Monsieur prenait-il légèrement la mouche ? Peut-être. D’un côté, c’était compréhensible, la méfiance avait régné et les clients pirates dans son auberge l’avaient pas mal charrié depuis son entrée. Il était temps de reprendre sa place et de le croire sur parole sur son identité. D’autant plus qu’en jetant un rapide coup d’œil sur le bout de papier qu’il venait de libérer, Eli constata que ce dernier était assez rempli. Argument de taille pour elle.

« Elianor Thompson, propriétaire de cette établissement. Bienvenue à Port-Réal, Monsieur Blackwood. »

Sourire aux lèvres, Eli lui adressa la parole comme s’il venait d’arriver et qu’ils engageaient pour la première fois la conversation. Elle ne se soucia pas de sa seconde question. En prenant le bout de papier pour regarder et lire la liste qu’il avait constitué, Elianor ne s’inquiéta pas. Encore moins lorsqu’elle découvrit le dernier inscrit. Une marchandise des plus intéressantes et qui en disait long malgré elle, origine de sa non préoccupation.

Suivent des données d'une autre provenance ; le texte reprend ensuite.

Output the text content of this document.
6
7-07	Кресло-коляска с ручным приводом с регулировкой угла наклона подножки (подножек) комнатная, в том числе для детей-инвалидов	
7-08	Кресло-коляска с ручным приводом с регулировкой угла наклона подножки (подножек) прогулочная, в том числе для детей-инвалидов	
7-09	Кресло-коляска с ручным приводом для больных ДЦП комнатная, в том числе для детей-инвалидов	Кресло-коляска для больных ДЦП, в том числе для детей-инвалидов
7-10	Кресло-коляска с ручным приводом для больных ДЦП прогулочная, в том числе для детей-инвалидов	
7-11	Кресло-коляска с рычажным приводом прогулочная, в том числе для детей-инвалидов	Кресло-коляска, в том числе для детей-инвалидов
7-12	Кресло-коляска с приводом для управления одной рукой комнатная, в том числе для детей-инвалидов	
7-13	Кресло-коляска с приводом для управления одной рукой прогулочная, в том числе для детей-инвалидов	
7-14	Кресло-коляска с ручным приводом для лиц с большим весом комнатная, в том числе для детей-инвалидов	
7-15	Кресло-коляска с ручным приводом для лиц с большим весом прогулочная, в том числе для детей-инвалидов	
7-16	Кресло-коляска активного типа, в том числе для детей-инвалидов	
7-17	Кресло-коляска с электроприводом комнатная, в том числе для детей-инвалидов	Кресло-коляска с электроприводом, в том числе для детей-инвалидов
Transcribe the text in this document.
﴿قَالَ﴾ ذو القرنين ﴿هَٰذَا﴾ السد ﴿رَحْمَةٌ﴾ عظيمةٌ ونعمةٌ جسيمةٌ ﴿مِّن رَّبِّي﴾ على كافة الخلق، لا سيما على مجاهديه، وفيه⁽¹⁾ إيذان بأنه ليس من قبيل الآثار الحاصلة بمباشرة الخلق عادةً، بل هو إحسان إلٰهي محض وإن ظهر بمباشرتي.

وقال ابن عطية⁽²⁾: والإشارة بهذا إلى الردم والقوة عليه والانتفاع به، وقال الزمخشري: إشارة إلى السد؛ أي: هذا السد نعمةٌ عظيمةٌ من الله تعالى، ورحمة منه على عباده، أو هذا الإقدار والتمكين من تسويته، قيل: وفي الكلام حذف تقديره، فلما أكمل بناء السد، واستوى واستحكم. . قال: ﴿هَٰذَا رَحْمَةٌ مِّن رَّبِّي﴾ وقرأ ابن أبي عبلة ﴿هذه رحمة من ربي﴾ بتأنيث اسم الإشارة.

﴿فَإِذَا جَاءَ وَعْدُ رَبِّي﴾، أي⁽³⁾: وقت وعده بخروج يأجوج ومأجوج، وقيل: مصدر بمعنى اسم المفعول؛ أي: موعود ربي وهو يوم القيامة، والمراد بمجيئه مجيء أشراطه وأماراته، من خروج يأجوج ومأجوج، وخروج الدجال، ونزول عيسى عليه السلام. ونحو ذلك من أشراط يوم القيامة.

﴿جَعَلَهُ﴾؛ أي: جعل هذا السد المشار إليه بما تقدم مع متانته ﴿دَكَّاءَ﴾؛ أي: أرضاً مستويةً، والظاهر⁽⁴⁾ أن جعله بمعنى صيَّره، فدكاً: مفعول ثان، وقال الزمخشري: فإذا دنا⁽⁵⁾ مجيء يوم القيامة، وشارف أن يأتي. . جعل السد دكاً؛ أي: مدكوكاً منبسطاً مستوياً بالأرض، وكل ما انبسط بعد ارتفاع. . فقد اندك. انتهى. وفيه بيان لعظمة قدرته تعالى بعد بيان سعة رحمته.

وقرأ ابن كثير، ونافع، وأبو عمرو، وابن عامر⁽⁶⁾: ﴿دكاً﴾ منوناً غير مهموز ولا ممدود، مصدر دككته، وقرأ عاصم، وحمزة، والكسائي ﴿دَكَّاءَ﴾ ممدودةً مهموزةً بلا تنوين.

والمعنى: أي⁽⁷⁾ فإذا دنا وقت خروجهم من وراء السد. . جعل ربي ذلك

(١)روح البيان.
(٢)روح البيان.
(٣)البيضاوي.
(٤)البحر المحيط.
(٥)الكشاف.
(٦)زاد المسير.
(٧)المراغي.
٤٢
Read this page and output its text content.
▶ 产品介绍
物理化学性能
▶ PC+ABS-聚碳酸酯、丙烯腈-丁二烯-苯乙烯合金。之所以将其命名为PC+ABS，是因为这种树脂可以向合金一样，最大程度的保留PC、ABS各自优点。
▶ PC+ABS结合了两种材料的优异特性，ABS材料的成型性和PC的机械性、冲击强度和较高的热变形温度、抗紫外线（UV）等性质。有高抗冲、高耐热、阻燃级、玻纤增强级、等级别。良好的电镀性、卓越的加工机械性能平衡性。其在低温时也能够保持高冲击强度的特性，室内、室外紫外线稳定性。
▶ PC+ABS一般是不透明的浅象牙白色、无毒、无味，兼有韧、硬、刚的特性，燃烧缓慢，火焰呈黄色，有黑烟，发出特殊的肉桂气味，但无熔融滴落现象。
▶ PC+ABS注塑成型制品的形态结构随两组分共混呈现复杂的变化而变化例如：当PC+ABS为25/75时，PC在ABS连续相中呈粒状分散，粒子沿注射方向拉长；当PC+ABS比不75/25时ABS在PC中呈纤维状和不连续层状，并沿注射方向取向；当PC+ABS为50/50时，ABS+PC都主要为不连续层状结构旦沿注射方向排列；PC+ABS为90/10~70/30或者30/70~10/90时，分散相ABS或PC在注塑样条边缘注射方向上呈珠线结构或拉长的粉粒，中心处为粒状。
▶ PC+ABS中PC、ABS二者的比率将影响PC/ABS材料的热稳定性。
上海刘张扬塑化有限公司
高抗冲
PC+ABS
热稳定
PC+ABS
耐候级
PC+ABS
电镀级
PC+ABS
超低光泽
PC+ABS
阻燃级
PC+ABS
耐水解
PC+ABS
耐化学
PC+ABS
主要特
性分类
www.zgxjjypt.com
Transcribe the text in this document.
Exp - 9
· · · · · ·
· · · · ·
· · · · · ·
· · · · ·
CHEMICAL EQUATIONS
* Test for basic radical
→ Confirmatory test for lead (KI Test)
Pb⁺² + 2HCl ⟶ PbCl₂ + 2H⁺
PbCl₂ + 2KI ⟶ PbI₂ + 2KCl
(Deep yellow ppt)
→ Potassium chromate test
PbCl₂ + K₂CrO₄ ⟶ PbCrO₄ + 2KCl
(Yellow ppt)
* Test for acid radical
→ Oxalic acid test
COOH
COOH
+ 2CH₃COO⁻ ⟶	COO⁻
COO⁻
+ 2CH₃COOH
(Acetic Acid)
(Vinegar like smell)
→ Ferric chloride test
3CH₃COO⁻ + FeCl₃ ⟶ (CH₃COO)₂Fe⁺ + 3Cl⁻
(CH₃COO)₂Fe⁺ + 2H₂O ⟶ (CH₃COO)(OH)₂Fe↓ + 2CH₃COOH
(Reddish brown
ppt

« Je suis désolée si l’accueil ne vous a pas convenu, vous vous y habituerez vite. Ils font ça avec tous les nouveaux. Ils sont plus protecteurs qu’on ne le pense. Vous verrez, bientôt ils ne feront plus attention à vous. Et vous n’irez nulle part. » Regard qui quitte des yeux le papier pour se déposer sur Maxwell. « Ou du moins vous reviendrez très vite si vous voulez votre liste complète. Personne d’autre en ville ne vous délivrera la totalité. A vous de voir si vous avez du temps à perdre. »

Maxwell pourrait très bien tout trouver, mais à travers plusieurs marchands. Adieu la discrétion et la bonne affaire pour lui! Et puis l’ingrédient en plus qu’il voulait rapporterait gros à Elianor au fil du temps, elle ne le laisserait pas filer, mais c’était lui qu’été ou serait en manque, pas elle. C’est que ça rapporte les accros aux substance vicieuse, comme on les appelle à cette époque.

« Je peux tout vous fournir où vous voudrez dès ce soir. Parlons prix alors. Notamment pour votre petit… supplément. »

Le fameux opium. Pour garder toute discrétion – ainsi le docteur verrait qu’elle n’était pas le genre de fournisseur à crier sur tous les toits ce que sont ses clients -, Elianor inscrivit une proposition de prix sous la liste et glissa de nouveau le papier vers Maxwell. Le prix total était correcte, elle n’abusait pas dessus, car pour une première commande et importante, Eli faisait toujours un petit geste. Par contre, si on regardait le prix seul de l’opium, surtout en le comparant à ce qu’on pouvait trouver sur le marché, celui-ci était plus cher. Sauf qu’Elianor ne prenait pas en compte que l’opium seul, elle comptait aussi dans ce prix l’assurance d’une drogue de bonne qualité et d’en avoir toujours à disposition, donc ses services. Puis tout ceci n’était pas très légal non plus… Elianor attendit sagement la réaction du docteur, tout en détaillant du regard comme pour déceler en avance une approbation ou un refus et donc au lancement d’une négociation.